Construct an isosceles trapezium ABCD in which $\overline{AB}$ is parallel to $\overline{DC}$ ,AB = 11 cm, DC = 7 cm, AD = BC = 6 cm and calculate its area.

Answer 1

Given :
$\overline{AB}$ is parallel to $\overline{DC}$ ,AB = 11 cm, DC = 7 cm, AD = BC = 6 cm

Steps for construction
Step 1 : Draw a rough diagram and mark the given measurements.

Step 2 : Draw a line segment AB = 11 cm.

Step 3 : Mark E on $\overline{AB}$ such that $\overline{AE}$ = 7 cm ( since DC = 7 cm)

Step 4 : With E and B as centres and (AD = EC = 6 cm) radius 6 cm draw two arcs. Let them cut at C.

Step 5 : Join $\overline{BC}$ and $\overline{EC}$ .

Step 6 : With C and A as centres draw two arcs of radii 7 cm and 6 cm respectively and let them cut at D.

Step 7 : Join $\overline{AD}$ and $\overline{CD}$ . ABCD is the required isosceles trapezium.

Step 8 : From D draw $\overline{DF}\perp \overline{AB}$ and measure the length of DF. DF = h = 5.6 cm.

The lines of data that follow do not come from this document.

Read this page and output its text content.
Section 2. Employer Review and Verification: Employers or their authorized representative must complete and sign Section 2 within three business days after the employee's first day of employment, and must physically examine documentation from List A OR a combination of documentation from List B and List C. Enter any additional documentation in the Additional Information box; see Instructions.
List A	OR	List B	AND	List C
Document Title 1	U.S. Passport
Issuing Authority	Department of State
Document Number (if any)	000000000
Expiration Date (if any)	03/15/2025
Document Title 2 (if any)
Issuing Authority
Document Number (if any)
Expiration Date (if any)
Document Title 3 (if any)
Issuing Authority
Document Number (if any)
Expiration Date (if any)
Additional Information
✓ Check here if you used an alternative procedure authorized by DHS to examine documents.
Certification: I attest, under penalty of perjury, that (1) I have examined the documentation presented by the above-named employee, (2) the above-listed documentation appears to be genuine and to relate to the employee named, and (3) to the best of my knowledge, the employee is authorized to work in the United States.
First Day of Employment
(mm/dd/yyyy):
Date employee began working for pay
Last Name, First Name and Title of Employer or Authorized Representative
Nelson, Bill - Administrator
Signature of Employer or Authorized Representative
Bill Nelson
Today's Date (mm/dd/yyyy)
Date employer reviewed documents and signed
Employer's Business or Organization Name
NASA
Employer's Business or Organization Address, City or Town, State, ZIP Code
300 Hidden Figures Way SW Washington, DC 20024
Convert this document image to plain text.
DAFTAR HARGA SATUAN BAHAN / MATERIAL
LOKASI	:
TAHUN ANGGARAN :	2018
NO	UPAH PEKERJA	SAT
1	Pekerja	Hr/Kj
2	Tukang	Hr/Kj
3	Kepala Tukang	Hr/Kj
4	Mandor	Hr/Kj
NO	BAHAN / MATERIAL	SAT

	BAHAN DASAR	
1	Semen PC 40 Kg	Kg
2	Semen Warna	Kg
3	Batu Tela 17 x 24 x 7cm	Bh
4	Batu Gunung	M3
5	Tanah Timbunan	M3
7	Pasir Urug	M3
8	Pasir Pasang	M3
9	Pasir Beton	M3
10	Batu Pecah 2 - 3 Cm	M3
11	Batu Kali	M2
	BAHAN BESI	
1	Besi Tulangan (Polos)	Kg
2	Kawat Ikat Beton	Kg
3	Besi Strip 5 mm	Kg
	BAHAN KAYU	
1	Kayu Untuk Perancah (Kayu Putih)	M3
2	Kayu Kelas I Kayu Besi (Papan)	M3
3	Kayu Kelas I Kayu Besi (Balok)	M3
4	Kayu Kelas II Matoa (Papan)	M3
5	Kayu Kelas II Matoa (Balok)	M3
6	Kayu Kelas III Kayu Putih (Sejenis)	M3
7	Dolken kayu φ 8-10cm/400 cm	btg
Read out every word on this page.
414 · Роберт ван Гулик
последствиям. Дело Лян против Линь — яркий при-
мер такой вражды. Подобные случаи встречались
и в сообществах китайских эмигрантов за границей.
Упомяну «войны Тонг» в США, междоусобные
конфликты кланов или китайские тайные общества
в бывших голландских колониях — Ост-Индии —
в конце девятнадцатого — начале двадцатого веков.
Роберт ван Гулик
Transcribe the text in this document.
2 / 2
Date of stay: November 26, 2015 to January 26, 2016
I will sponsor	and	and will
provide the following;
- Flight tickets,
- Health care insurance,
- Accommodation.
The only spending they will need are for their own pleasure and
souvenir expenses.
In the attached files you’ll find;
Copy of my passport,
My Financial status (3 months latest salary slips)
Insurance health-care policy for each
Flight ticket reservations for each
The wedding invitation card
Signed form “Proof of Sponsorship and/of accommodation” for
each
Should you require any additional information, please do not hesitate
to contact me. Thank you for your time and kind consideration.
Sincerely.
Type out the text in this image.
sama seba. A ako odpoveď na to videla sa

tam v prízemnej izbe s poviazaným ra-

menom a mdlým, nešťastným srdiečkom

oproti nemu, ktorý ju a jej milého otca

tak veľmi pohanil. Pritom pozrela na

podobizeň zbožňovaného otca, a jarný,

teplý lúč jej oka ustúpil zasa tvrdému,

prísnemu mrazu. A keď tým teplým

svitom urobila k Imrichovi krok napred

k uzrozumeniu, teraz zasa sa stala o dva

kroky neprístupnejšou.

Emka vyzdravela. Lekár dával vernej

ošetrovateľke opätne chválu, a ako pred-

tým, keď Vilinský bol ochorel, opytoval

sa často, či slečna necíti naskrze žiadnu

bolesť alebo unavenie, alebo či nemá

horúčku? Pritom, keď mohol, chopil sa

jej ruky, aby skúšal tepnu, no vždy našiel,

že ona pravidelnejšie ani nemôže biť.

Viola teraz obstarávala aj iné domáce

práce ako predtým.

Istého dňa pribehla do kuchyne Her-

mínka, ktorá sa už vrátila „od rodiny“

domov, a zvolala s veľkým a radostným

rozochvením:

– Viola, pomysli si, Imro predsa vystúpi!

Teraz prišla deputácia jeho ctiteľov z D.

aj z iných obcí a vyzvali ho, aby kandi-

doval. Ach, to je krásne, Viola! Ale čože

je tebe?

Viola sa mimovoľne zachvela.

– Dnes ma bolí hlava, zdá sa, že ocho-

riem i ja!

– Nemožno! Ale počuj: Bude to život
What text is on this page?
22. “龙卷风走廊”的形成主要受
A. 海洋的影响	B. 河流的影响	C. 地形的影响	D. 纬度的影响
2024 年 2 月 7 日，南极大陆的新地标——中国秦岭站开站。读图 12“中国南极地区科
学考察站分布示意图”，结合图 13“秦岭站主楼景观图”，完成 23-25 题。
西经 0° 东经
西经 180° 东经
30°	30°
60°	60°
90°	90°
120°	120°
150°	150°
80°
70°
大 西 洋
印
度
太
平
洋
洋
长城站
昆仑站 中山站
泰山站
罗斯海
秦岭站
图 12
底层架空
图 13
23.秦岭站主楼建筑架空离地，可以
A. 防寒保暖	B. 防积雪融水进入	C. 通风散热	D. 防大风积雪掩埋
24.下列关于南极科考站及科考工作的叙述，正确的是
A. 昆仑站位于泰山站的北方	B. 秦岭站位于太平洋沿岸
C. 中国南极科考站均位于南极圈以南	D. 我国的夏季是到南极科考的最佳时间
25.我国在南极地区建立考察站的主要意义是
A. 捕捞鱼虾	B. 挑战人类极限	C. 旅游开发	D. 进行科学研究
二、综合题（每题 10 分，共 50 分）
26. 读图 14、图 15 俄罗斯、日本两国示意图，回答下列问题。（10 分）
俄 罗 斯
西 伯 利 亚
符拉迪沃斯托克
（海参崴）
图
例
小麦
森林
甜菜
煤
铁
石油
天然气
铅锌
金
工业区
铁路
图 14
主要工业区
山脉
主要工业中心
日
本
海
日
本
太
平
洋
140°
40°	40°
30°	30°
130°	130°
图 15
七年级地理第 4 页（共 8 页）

AB = a = 11 cm and CD = b = 7 cm.

Calculation of area:
In the isosceles trapezium ABCD, a = 11 cm, b = 7 cm and h = 5.6 cm.

Area of the isosceles trapezium ABCD = $\frac{1}{2}h(a+b)$

=$\frac{1}{2}\left(5.6\right)(11+7)$

=$\frac{1}{2}\times 5.6\times 18$

= 50.4 $c{m}^2$